Правда, у Маротты не было мощного трагизма Росселини — слишком гармоническим было для этого его мироощущение, но и приниженного, урезанного ощущения жизни, свойственного литературным неореалистам, у него тоже не было. И это притом, что он ясно видел все, что видели неореалисты, и ничего не скрывал, ничего не сглаживал, ничего не приукрашивал!
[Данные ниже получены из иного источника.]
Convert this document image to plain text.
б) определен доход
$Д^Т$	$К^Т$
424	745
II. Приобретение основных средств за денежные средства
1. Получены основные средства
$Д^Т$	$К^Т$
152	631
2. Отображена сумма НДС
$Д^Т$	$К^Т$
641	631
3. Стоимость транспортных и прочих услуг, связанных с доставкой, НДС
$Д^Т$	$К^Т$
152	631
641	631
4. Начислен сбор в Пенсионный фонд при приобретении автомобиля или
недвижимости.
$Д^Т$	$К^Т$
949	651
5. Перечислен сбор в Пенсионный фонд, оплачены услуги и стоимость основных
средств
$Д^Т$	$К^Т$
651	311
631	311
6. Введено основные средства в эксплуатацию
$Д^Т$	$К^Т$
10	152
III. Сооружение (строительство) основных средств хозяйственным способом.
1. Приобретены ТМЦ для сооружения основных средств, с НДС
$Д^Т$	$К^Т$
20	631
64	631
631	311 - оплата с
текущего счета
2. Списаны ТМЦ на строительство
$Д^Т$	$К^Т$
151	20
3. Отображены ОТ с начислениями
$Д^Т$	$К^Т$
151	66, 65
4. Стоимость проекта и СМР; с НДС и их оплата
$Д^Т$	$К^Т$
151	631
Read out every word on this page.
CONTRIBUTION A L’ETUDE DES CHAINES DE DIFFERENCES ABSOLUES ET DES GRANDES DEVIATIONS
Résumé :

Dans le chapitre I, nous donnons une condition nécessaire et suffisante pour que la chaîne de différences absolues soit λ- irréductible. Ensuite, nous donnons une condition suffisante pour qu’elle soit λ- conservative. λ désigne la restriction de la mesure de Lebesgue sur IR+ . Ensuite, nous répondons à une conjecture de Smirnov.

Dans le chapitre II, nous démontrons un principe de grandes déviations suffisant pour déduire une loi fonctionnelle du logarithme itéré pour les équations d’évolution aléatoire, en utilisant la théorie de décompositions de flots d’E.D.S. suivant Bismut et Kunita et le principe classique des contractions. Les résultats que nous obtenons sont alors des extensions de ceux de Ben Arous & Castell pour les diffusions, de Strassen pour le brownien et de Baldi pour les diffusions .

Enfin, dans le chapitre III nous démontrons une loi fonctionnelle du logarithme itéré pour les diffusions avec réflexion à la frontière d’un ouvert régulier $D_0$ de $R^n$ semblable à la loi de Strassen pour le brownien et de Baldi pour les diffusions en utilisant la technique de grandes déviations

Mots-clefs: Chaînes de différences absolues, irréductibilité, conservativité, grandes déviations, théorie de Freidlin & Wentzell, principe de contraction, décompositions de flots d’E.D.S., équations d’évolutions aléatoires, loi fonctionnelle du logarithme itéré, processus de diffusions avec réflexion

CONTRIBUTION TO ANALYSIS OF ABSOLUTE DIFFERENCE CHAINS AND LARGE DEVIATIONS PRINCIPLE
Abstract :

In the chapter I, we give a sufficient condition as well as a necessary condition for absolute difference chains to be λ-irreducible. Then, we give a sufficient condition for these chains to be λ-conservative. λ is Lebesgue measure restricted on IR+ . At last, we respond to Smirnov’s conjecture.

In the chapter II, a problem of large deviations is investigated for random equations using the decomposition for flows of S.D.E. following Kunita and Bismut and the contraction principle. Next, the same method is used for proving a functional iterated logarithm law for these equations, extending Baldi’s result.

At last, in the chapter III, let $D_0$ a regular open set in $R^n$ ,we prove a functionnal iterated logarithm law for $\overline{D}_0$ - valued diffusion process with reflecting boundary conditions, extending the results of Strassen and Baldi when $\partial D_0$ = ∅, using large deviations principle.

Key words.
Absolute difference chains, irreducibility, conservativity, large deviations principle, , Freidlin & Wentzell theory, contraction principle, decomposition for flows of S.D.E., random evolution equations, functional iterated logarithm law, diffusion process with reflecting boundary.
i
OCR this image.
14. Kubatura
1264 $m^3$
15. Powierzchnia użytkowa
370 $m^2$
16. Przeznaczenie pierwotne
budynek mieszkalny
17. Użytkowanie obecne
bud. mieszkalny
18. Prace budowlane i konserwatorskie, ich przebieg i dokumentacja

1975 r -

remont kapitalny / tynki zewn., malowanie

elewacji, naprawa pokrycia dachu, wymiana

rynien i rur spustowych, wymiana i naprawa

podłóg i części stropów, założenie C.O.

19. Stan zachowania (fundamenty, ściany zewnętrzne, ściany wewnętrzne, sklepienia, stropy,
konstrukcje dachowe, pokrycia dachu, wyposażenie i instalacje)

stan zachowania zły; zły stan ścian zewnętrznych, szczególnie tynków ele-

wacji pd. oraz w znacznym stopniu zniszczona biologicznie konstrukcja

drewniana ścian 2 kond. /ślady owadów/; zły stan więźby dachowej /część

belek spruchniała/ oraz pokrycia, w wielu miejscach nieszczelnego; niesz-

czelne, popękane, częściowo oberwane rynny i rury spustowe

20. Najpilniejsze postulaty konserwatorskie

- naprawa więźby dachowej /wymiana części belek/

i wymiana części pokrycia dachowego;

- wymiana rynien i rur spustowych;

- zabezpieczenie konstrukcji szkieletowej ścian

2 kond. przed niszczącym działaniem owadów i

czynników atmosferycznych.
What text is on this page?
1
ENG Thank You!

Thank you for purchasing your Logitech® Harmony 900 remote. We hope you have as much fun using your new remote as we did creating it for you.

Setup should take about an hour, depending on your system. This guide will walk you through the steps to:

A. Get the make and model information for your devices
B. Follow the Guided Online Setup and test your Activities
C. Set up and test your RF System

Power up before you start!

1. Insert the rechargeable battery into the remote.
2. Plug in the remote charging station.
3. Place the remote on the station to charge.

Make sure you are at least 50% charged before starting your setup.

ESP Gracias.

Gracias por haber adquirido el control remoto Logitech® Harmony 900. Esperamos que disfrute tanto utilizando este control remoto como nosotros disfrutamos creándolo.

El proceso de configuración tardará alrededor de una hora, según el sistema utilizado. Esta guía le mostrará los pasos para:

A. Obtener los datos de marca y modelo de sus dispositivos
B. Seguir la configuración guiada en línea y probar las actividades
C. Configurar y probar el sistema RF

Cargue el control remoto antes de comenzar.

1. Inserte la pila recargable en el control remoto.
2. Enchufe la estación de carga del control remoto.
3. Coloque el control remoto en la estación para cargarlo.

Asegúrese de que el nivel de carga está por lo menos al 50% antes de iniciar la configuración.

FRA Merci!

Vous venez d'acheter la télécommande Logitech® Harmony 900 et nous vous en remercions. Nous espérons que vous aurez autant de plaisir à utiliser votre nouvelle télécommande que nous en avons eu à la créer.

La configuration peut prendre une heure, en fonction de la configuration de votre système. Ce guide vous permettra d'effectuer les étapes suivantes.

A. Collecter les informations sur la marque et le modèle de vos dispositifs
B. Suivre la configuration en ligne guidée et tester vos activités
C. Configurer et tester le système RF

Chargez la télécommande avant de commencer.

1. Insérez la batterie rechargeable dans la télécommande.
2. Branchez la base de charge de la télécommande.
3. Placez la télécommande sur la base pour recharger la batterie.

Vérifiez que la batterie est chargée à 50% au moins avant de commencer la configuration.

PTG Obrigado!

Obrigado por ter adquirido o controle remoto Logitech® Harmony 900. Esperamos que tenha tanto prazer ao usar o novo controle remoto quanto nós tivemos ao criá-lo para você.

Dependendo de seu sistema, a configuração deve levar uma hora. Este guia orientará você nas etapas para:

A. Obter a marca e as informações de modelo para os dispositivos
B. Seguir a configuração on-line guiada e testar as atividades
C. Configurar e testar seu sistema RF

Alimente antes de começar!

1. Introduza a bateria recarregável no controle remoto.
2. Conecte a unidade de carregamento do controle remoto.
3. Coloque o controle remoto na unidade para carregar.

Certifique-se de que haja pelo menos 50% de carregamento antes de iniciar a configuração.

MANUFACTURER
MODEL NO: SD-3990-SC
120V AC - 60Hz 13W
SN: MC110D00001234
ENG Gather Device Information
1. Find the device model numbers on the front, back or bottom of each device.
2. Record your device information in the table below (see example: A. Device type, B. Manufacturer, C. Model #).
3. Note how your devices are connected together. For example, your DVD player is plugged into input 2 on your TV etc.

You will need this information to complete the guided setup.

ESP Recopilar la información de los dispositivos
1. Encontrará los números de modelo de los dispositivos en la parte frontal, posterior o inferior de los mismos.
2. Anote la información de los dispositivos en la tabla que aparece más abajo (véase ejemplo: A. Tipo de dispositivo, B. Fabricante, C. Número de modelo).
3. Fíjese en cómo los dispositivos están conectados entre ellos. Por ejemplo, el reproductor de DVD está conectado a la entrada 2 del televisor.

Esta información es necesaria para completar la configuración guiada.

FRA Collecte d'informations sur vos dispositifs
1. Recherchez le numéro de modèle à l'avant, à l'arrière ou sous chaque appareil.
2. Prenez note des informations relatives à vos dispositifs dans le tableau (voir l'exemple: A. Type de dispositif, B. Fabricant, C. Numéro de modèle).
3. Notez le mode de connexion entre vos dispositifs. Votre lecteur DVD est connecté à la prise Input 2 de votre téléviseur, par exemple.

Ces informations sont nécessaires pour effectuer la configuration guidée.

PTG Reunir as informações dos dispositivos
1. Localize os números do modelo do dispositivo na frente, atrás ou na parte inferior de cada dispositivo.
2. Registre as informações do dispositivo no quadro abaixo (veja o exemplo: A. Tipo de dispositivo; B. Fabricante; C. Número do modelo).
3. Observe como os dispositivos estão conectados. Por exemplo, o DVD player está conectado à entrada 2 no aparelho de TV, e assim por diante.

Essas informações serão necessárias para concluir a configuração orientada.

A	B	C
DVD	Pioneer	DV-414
Та же трудная жизнь, те же безработные, те же нищие чиновники, те же воры, те же вымогатели, те же малолетние преступники — все у него есть, всё у него есть.
Есть у него, например, благонравные дети нищего, голодающего семейства, братья и сестры, которые нежно любят друг друга, но вот как Маротта пишет семейную трапезу: «…толкают друг друга выставленные на скатерть локти, сквозь занавеску просвечивает алое солнце, вода в бутылке свинцового цвета, крошки подрагивают на скатерти от нашего дыхания… Я хотел бы видеть тебя мертвой, дорогая сестра, мертвой, черной среди белизны тарелок, и крестик на том месте, где была твоя ложка, но до обеда и после обеда я так тебя люблю!»
А вот сообщество отверженных, сбитых жизнью в одно неразделимое целое. «Все тут, — пишет Маротта о харчевне генуэзских бедняков, — наводило на мысль о едином организме: этот пар над мисками, который разражался потоком слез, оседая на потолке, как общая наша тоска; эти душераздирающие галстуки и башмаки, которые тут же узнавали друг друга; эти скулы, черные или серые от щетины или от пыли; каждый человек здесь был как коралл в коралловом рифе».
Одним словом, и предмет описания, и мера правды тут вроде бы те же, что у неореалистов, но у Маротты все окрашено и одушевлено нескрываемым авторским чувством, то есть именно тем, отсутствием чего и поверяли неореалисты верность действительности.
Но именно в чувстве и было все дело! «Субъективный» метод Маротты позволял ему увидеть картину мира куда более широкой, чем виделась она «объективным» неореалистам, бесповоротно срезавшим ее рамками сюжета. Картина мира у Маротты простирается далеко за эти рамки, в нее входит невидимое,[5] и прошлое выглядывает из настоящего. Таков, по мнению Маротты, «состав вещества жизни», в котором реальное неотделимо от ирреального и нет границы между живым и мертвым, минувшим и настоящим. Ничего не начинается и не кончается «тут и сейчас», все ширится и разрастается, уходя в бесконечность, посредством связей и уподоблений.